Now we rely on our network simply to achieve grace in ordinary living. It's readily apparent when our supports crumble.
Last year, Sherer and his team at TIRR Memorial Hermann's Brain Injury Research Center added a little more to the body of research that consistently tells us how strong families contribute to the best possible recovery from brain injury.
In cases of severe TBI like Rep. Giffords's, the social support system her husband has at his disposal, which appears to be among the finest ever assembled, bodes well for full future social reintegration, as does his own emotional health and their track record together as a highly functioning family prior to this incident.

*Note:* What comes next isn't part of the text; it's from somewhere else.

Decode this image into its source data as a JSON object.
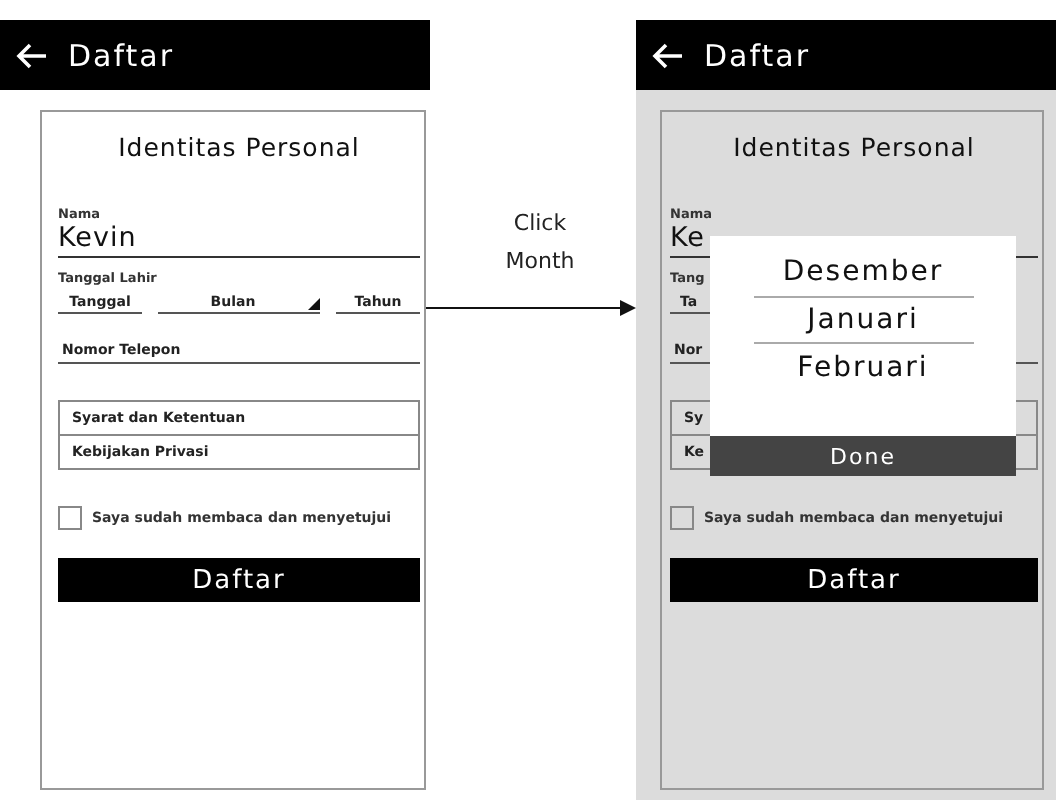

There's little doubt families are neurostimulating agents themselves, no prescription required. I and most of my fellow rehabilitation physicians encourage family involvement in therapy as possible, and our rehab teams often include psychologists who make it a mission to support family members. They're at risk for burnout, grief and reactive depression and need coping strategies themselves.
Last week Giffords's husband, astronaut Mark Kelly, announced that he will fly his previously scheduled April mission aboard space shuttle Endeavor. Though guided by what he knew his wife wanted, this must have been an extremely difficult decision. It's safe to say theirs is a wholly unique situation in the history of brain injury medicine, and the counsel that the brain injury specialists at TIRR should have offered Captain Kelly isn't at all clear.
Faced with a similar decision, and knowing what I do about the value of a good neuropsychologist, I would have sought out Dr. Mark Sherer's advice. I hope Kelly got to do so.